Why this matters now
SoftBank is again one of the largest investors in a money-losing private company seeking a valuation in the hundreds of billions. The key difference: OpenAI's revenue is growing rapidly (from $3.7 billion in 2024 to roughly $13 billion in 2025), whereas WeWork never had a credible path to profitability. The key similarity: the sheer scale of capital at risk if growth assumptions prove wrong.
2 of 3
August 1997
Microsoft's $150 Million Investment in Apple (1997)

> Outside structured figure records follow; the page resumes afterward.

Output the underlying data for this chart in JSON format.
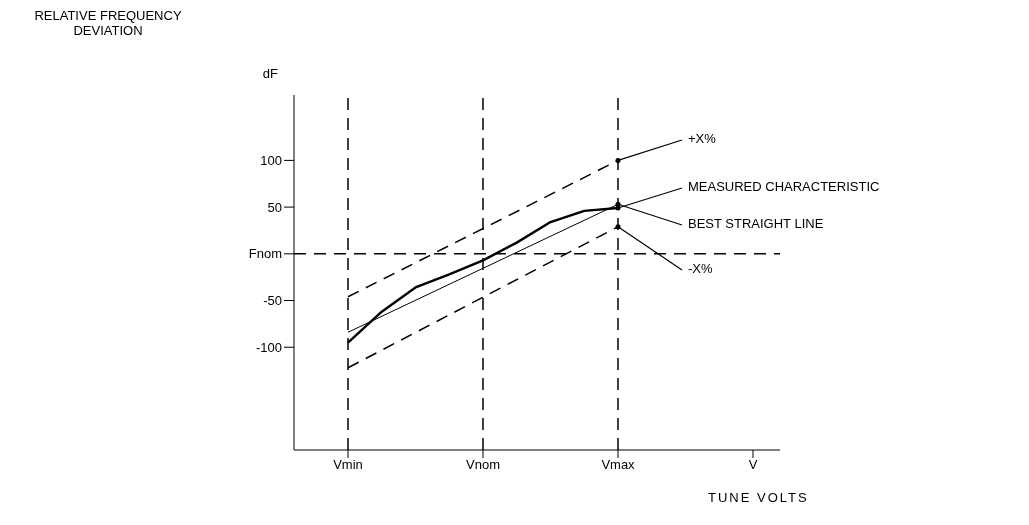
{
  "chart_data": {
    "type": "line",
    "xlabel": "TUNE VOLTS",
    "categories": [
      "Vmin",
      null,
      null,
      null,
      "Vnom",
      null,
      null,
      null,
      "Vmax",
      null,
      null,
      null,
      "V"
    ],
    "ylim": [
      -210,
      170
    ],
    "yticks": [
      -100,
      -50,
      {
        "value": 0,
        "label": "Fnom"
      },
      50,
      100
    ],
    "grid": false,
    "legend": false,
    "marker": "none",
    "series": [
      {
        "color": "#000000",
        "line_style": "dashed",
        "values": [
          -46,
          null,
          null,
          null,
          null,
          null,
          null,
          null,
          100,
          null,
          null,
          null,
          null
        ]
      },
      {
        "color": "#000000",
        "line_style": "solid",
        "values": [
          -95,
          -62,
          -36,
          -22,
          -7,
          12,
          34,
          46,
          49,
          null,
          null,
          null,
          null
        ]
      },
      {
        "color": "#000000",
        "line_style": "solid",
        "values": [
          -84,
          null,
          null,
          null,
          null,
          null,
          null,
          null,
          53,
          null,
          null,
          null,
          null
        ]
      },
      {
        "color": "#000000",
        "line_style": "dashed",
        "values": [
          -122,
          null,
          null,
          null,
          null,
          null,
          null,
          null,
          29,
          null,
          null,
          null,
          null
        ]
      }
    ],
    "ref_lines": [
      {
        "axis": "x",
        "value": "Vmin",
        "line_style": "dashed",
        "color": "#000000"
      },
      {
        "axis": "x",
        "value": "Vnom",
        "line_style": "dashed",
        "color": "#000000"
      },
      {
        "axis": "x",
        "value": "Vmax",
        "line_style": "dashed",
        "color": "#000000"
      },
      {
        "axis": "y",
        "value": 0,
        "line_style": "dashed",
        "color": "#000000"
      }
    ],
    "annotations": [
      "RELATIVE FREQUENCY DEVIATION",
      "dF",
      {
        "text": "+X%",
        "x": "Vmax",
        "y": 100
      },
      {
        "text": "MEASURED CHARACTERISTIC",
        "x": "Vmax",
        "y": 49
      },
      {
        "text": "BEST STRAIGHT LINE",
        "x": "Vmax",
        "y": 53
      },
      {
        "text": "-X%",
        "x": "Vmax",
        "y": 29
      }
    ]
  }
}
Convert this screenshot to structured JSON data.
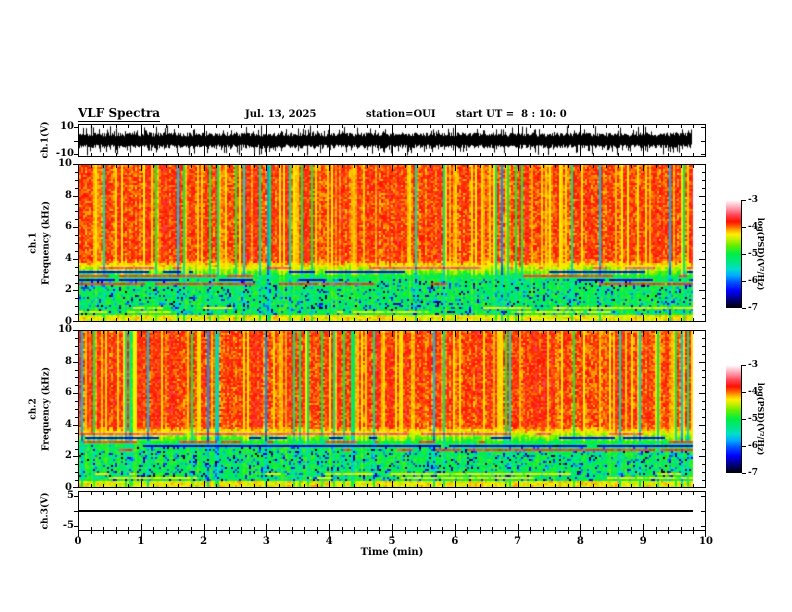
{
  "header": {
    "title": "VLF Spectra",
    "date": "Jul. 13, 2025",
    "station": "station=OUI",
    "start_ut": "start UT =  8 : 10: 0"
  },
  "panels": {
    "ch1_wave": {
      "ylabel": "ch.1(V)",
      "ytick_top": "10",
      "ytick_bottom": "-10"
    },
    "spec1": {
      "channel": "ch.1",
      "ylabel": "Frequency (kHz)",
      "yticks": [
        "10",
        "8",
        "6",
        "4",
        "2",
        "0"
      ]
    },
    "spec2": {
      "channel": "ch.2",
      "ylabel": "Frequency (kHz)",
      "yticks": [
        "10",
        "8",
        "6",
        "4",
        "2",
        "0"
      ]
    },
    "ch3_wave": {
      "ylabel": "ch.3(V)",
      "ytick_top": "5",
      "ytick_bottom": "-5"
    }
  },
  "xaxis": {
    "label": "Time (min)",
    "ticks": [
      "0",
      "1",
      "2",
      "3",
      "4",
      "5",
      "6",
      "7",
      "8",
      "9",
      "10"
    ]
  },
  "colorbar": {
    "label": "log(PSD)(V²/Hz)",
    "ticks": [
      "-3",
      "-4",
      "-5",
      "-6",
      "-7"
    ],
    "gradient_stops": [
      {
        "t": 0.0,
        "color": "#000000"
      },
      {
        "t": 0.08,
        "color": "#000080"
      },
      {
        "t": 0.16,
        "color": "#0000ff"
      },
      {
        "t": 0.24,
        "color": "#0055ff"
      },
      {
        "t": 0.3,
        "color": "#00aaff"
      },
      {
        "t": 0.36,
        "color": "#00ddcc"
      },
      {
        "t": 0.42,
        "color": "#00e688"
      },
      {
        "t": 0.5,
        "color": "#00ee44"
      },
      {
        "t": 0.58,
        "color": "#66ee00"
      },
      {
        "t": 0.64,
        "color": "#ccee00"
      },
      {
        "t": 0.68,
        "color": "#ffee00"
      },
      {
        "t": 0.72,
        "color": "#ffaa00"
      },
      {
        "t": 0.76,
        "color": "#ff5500"
      },
      {
        "t": 0.8,
        "color": "#ff1100"
      },
      {
        "t": 0.86,
        "color": "#ff4455"
      },
      {
        "t": 0.92,
        "color": "#ff99aa"
      },
      {
        "t": 1.0,
        "color": "#ffffff"
      }
    ]
  },
  "chart_data": [
    {
      "type": "line",
      "name": "ch.1 raw voltage waveform",
      "xlabel": "Time (min)",
      "xrange": [
        0,
        10
      ],
      "ylabel": "ch.1(V)",
      "yrange": [
        -10,
        10
      ],
      "yticks": [
        10,
        -10
      ],
      "data_extent_min": [
        0,
        9.8
      ],
      "description": "Dense noisy broadband waveform oscillating about 0 V with typical excursions of ±5 to ±8 V and frequent spikes clipping near ±10 V for the full 0 to ~9.8 min record."
    },
    {
      "type": "heatmap",
      "name": "ch.1 VLF spectrogram",
      "xlabel": "Time (min)",
      "xrange": [
        0,
        10
      ],
      "ylabel": "ch.1 Frequency (kHz)",
      "yrange": [
        0,
        10
      ],
      "yticks": [
        0,
        2,
        4,
        6,
        8,
        10
      ],
      "colorscale_label": "log(PSD)(V²/Hz)",
      "colorscale_range": [
        -7,
        -3
      ],
      "data_extent_min": [
        0,
        9.8
      ],
      "features": [
        "Above ~3.5-4 kHz: intense red (log PSD ~ -3.8 to -4) with dense vertical yellow streaks (~-4.3) and occasional dark-blue vertical dropouts",
        "2.5-3.5 kHz: transition band, green-yellow mix with thin horizontal white and dark interference lines",
        "0.5-2.5 kHz: green (~-5) with cyan/blue patches (~-5.5 to -6.5)",
        "Near 0 kHz: narrow yellow-orange band (~-4.3)"
      ]
    },
    {
      "type": "heatmap",
      "name": "ch.2 VLF spectrogram",
      "xlabel": "Time (min)",
      "xrange": [
        0,
        10
      ],
      "ylabel": "ch.2 Frequency (kHz)",
      "yrange": [
        0,
        10
      ],
      "yticks": [
        0,
        2,
        4,
        6,
        8,
        10
      ],
      "colorscale_label": "log(PSD)(V²/Hz)",
      "colorscale_range": [
        -7,
        -3
      ],
      "data_extent_min": [
        0,
        9.8
      ],
      "features": [
        "Same qualitative structure as ch.1: red field with vertical yellow streaks above ~3.5 kHz, green/cyan below ~3 kHz, yellow band at bottom, horizontal interference lines near 2.5-3.5 kHz"
      ]
    },
    {
      "type": "line",
      "name": "ch.3 voltage",
      "xlabel": "Time (min)",
      "xrange": [
        0,
        10
      ],
      "ylabel": "ch.3(V)",
      "yrange": [
        -5,
        5
      ],
      "yticks": [
        5,
        -5
      ],
      "data_extent_min": [
        0,
        9.8
      ],
      "values": "constant 0 V (flat line) from 0 to ~9.8 min"
    }
  ]
}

Microsoft invested $150 million in Apple at a time when the computer maker was near bankruptcy. The investment came with agreements for Microsoft to continue developing Office for the Mac and to settle patent disputes. Steve Jobs announced the deal at Macworld to a chorus of boos from Apple loyalists who saw it as capitulation to a rival.
Then
The investment stabilized Apple financially and signaled market confidence, helping reverse a multiyear stock decline.
Now
Apple went on to become the world's most valuable company. Microsoft sold its shares by 2003, missing out on hundreds of billions in gains. The deal demonstrated that a strategic investment by a dominant platform company in a key partner can reshape an entire industry.
Why this matters now
Nvidia's equity investment in OpenAI mirrors the structural logic: a dominant supplier (Microsoft made the software, Nvidia makes the chips) takes a financial stake in a company that is simultaneously its largest customer and potential competitor. The question is whether Nvidia is buying into a transformative partner or subsidizing a customer whose long-term hardware choices remain uncertain.
3 of 3
January 2000 - January 2001
AOL-Time Warner Merger (2000)
At the peak of the dot-com bubble, America Online acquired Time Warner for $164 billion in what was then the largest corporate merger in history. AOL's stock price had inflated its market value to over $200 billion on the promise that internet connectivity would transform media. The deal closed in January 2001.
Then
The combined company wrote down nearly $99 billion in value within two years as AOL's dial-up business collapsed amid the rise of broadband.
Now
The merger became the defining cautionary tale of using inflated valuations to acquire real assets. Time Warner eventually spun off AOL in 2009 at a fraction of the original price.
Why this matters now
The parallel is not in the deal structure but in the valuation question. OpenAI's $730 billion pre-money valuation is roughly 56 times its 2025 revenue, at a time when the company projects losses through 2028. If artificial intelligence revenue growth follows the trajectory its backers expect, the valuation looks prescient. If growth slows, it risks looking like another case of capital chasing hype at historic scale.